The above will fail the discrete-value check for the binomial distribution. So, I thought I would round the values. Here I chose to round in the data statement, but does it make a difference? Additionally, this would appear to make more sense if I simply used a Poisson or other discrete valued distribution, but the model that corrected the raw data assumed normal everything and so I starting with normal. My way of solving the problem is posted below:

```    sink("fixed.txt")
cat("
data{
for(i in 1:n){
size[i] ~ dnorm(size.mu[i], size.prec[i])T(0,)
succ[i] ~ dnorm(succ.mu[i], succ.prec[i])T(0,)
size.obs[i] <- round(size[i])
succ.obs[i] <- round(succ[i])
}
}
model{

phi ~ dbeta(1, 1)

for(i in 1:n){
succ.obs[i] ~ dbin(phi, size.obs[i])
}

}
",fill=TRUE)
sink()

jdata <- list(size.mu = round(runif(100, 100, 200)),
size.prec = 1/rnorm(100, 200, 10),
succ.mu = round(runif(100, 50, 90)),
succ.prec = 1/rnorm(100, 100, 5),
n = 4)
inits <- function(){list(phi = runif(1, 0, 1) )}
parameters <- c("phi")
#
out <- jags(jdata,
inits,
parameters,
"fixed.txt",
n.thin = 1,
n.chains = 3,
n.burnin = 1000,
n.iter = 3000)
```

Thanks, Josh

• Martyn Plummer - 2012-12-13

You are right that each run will not take into account the uncertainty in your data.

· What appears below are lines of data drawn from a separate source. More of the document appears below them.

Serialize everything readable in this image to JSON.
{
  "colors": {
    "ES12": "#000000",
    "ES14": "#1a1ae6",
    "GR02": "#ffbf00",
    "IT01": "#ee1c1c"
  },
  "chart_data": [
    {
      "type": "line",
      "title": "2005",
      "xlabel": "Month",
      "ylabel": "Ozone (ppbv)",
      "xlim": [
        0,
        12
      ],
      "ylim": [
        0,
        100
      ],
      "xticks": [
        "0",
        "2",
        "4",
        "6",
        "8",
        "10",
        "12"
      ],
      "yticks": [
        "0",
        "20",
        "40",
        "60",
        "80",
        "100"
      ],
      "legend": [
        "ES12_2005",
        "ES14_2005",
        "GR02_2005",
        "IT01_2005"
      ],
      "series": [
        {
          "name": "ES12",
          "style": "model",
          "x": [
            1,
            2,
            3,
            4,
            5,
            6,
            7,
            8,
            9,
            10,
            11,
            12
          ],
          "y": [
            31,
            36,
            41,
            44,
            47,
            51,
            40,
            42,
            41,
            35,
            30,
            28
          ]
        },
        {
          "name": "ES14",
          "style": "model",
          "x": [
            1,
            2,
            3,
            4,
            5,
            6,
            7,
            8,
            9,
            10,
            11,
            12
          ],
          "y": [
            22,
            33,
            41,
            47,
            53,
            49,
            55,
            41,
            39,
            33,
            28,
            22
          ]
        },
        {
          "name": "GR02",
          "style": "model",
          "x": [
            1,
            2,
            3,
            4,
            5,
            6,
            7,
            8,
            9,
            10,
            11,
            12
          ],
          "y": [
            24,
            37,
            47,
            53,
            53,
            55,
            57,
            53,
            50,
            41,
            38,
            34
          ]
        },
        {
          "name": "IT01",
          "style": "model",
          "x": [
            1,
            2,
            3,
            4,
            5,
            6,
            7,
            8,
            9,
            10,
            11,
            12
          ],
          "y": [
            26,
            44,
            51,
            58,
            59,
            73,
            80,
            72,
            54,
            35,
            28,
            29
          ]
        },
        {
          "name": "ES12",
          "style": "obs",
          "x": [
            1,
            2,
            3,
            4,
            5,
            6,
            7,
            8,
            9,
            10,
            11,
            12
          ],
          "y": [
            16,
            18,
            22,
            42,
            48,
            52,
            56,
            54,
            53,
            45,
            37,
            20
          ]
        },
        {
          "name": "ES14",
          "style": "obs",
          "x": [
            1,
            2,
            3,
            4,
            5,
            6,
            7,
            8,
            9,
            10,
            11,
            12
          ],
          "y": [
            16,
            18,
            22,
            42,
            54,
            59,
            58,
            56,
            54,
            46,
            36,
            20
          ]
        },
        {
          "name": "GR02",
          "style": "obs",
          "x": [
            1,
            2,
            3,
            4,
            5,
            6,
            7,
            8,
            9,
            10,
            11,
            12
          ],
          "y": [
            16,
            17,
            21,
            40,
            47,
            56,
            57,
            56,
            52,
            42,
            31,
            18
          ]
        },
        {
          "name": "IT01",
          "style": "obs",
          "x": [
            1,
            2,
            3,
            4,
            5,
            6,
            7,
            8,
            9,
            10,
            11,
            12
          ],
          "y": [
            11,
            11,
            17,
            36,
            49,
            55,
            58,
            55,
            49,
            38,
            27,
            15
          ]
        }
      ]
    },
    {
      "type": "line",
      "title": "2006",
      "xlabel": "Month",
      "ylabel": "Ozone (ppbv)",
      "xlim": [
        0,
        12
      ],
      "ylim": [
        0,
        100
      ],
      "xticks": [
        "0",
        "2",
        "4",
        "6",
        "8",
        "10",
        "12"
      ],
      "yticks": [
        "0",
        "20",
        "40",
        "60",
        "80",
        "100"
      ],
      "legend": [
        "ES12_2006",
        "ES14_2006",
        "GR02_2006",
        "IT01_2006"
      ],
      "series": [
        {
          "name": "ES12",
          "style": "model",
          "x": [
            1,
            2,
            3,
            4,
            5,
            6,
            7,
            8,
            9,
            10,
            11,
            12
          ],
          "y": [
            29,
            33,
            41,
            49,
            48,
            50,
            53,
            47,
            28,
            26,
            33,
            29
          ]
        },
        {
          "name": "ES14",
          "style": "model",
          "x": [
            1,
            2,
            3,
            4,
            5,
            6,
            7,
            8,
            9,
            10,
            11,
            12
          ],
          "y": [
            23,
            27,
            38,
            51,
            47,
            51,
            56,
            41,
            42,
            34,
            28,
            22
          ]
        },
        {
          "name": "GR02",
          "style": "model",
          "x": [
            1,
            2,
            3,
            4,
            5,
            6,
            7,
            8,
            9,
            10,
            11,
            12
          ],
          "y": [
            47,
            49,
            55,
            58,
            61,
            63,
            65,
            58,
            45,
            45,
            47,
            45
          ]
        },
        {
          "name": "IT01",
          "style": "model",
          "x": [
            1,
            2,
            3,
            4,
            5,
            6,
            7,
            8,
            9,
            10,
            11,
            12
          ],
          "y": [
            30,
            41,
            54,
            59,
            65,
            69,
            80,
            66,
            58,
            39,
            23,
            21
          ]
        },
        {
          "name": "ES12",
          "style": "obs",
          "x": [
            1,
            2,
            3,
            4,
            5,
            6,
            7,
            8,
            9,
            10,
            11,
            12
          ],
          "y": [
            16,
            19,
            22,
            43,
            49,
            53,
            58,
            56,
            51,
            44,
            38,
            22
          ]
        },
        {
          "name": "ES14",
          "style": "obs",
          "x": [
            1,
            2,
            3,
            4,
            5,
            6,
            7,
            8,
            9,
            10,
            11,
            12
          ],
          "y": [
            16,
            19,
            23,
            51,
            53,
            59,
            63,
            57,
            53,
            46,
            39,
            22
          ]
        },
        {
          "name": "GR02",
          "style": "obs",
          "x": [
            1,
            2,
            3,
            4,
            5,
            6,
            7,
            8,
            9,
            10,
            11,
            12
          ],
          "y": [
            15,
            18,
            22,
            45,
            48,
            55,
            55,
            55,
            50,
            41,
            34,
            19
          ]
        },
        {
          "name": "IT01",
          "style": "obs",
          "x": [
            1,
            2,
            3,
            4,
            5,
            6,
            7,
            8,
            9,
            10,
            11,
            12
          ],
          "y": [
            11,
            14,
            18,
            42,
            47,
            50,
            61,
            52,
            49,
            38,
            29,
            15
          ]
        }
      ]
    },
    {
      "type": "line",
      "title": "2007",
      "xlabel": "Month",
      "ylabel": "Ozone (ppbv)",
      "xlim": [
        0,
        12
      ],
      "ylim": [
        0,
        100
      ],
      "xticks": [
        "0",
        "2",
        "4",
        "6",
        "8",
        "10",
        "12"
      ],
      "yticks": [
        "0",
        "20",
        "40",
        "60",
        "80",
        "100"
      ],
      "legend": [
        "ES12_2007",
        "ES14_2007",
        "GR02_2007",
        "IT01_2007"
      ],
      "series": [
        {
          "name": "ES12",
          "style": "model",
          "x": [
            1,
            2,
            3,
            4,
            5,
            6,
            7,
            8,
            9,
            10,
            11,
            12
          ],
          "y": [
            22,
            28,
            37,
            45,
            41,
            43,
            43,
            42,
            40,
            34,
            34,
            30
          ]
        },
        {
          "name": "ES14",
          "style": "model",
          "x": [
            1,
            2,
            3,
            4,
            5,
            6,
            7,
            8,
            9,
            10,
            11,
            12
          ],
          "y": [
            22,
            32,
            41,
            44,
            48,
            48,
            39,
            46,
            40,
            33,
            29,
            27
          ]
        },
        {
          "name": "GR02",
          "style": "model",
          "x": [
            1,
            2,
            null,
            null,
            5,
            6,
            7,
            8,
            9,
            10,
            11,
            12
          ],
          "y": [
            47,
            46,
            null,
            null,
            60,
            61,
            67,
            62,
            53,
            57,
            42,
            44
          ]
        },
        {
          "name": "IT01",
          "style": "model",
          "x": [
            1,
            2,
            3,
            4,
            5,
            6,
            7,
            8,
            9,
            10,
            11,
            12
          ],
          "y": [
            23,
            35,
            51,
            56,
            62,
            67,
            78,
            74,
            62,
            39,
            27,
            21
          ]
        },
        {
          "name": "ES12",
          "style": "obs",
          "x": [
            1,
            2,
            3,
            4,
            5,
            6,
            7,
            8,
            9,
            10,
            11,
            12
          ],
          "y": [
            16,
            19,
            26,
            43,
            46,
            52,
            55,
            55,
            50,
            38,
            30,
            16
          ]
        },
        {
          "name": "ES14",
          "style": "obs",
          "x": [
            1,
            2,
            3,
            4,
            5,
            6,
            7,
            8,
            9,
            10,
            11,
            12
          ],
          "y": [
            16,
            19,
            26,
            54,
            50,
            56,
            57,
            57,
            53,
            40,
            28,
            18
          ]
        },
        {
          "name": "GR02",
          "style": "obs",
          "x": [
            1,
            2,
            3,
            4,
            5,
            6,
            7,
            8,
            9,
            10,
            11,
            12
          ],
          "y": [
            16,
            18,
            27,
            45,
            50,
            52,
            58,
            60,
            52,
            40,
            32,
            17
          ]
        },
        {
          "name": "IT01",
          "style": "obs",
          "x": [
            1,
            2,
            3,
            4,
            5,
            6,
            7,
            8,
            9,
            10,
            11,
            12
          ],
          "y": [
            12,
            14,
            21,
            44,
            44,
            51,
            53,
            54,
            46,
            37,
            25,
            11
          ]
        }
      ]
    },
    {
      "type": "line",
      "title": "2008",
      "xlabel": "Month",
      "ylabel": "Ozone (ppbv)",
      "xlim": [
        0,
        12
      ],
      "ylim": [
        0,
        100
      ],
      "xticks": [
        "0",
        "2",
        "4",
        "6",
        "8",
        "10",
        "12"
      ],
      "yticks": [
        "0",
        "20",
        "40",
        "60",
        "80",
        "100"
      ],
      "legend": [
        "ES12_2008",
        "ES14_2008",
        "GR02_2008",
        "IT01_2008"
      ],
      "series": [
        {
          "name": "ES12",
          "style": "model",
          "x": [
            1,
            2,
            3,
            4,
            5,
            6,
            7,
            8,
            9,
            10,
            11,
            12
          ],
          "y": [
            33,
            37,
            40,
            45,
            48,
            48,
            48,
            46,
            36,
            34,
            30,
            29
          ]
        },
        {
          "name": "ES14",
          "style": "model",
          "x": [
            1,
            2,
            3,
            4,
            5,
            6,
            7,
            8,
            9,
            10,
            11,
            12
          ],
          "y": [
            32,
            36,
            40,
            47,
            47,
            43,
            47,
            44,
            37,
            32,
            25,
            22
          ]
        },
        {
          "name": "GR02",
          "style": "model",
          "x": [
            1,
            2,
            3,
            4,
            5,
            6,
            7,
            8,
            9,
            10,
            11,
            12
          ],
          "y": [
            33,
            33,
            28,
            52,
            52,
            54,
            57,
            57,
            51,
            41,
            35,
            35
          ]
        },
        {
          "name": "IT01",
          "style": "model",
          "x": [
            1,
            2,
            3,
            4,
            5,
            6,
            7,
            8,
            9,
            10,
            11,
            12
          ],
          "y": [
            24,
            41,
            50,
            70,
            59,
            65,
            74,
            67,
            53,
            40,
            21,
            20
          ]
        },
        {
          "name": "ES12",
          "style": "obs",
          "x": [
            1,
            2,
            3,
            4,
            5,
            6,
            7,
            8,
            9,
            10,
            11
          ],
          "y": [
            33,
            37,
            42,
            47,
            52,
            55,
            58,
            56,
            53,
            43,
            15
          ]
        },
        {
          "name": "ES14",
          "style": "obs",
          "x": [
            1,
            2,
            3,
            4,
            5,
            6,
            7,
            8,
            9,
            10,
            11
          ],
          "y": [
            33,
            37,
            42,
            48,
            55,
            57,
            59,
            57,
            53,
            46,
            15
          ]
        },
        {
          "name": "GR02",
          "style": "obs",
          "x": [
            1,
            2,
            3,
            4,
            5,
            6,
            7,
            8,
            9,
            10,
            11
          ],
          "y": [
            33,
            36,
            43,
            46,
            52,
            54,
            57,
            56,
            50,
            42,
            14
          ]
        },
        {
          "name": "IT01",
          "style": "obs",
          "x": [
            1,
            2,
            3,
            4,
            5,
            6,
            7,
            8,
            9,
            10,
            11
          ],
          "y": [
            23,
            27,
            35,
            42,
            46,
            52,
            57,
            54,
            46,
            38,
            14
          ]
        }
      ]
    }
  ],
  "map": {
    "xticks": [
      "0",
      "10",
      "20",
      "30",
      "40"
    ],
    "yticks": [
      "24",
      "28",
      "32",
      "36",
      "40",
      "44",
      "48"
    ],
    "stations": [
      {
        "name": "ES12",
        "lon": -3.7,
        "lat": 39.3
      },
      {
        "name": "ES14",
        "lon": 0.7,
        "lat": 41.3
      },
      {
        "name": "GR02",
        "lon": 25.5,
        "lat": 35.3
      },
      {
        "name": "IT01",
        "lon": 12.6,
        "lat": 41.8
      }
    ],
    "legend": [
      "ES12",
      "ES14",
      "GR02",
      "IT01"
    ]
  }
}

But if you pool the samples from, say, 20 runs then you should get a good approximation to the posterior distribution you are looking for.

Right now it is not possible to generate the data under one model and analyze it under another except by doing this multiple-imputation approach with a data set.

• Josh - 2012-12-13

Thank you for the quick response and the idea.